Binding Gleeson’s character to an extremely flexible code of honor is just one way writer-director John Michael McDonagh—brother of director Martin McDonagh, whose film In Bruges also starred Gleeson—tweaks expectations. It’s a buddy-cop movie in which the cops seem like they’d be better off not being buddies, and a fish-out-of-water story in which Cheadle’s unfailingly professional fish never learns how to breathe the air of his hostile new surroundings. Cheadle is relentlessly goaded by Gleeson, who hides behind an I’m-just-an-ignorant-Irishman expression while asking whether he grew up in the projects.
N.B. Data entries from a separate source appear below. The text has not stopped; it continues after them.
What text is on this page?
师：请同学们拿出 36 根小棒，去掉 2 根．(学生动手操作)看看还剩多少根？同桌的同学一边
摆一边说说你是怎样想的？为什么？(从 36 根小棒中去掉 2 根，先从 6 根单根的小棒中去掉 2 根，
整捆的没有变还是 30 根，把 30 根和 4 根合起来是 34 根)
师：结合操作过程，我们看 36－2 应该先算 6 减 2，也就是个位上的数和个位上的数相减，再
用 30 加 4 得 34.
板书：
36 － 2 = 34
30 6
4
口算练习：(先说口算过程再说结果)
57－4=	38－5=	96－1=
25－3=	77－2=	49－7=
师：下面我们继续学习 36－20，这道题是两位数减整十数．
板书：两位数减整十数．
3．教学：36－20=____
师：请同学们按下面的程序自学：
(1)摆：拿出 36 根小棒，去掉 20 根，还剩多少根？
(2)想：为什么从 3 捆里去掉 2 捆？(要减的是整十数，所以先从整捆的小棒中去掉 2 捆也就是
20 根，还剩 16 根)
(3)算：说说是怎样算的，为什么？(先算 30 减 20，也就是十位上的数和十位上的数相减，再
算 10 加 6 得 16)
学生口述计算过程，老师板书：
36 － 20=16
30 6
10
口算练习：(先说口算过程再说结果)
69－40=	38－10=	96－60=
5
Cheadle’s patience is continually tested, both by his new partner and by his Irish hosts, who seem none too interested in sniffing out the criminals in their midst.

Though Cheadle is good as a man pushed to his breaking point at every moment, the movie belongs to Gleeson, who keeps his character enigmatic even while engaging in every possible act of slovenly excess and gross negligence. That focus means The Guard never gains a sense of momentum, and Gleeson’s unforced performance makes his antagonists—a band of criminals who trade Nietzsche quotes and discuss the merits of Bertrand Russell—seem overwritten by comparison. But focusing the film on Gleeson was certainly the right choice. His performance is equal parts funny and unnerving, and he keeps viewers guessing about what drives the man and what he’ll do next. McDonagh lets those questions propel the film, matching his hero’s murkiness to the unfamiliar surroundings of some of Ireland’s less-traveled parts. It’s easy to get lost in Gleeson’s corner of the world. He might even be a little lost himself.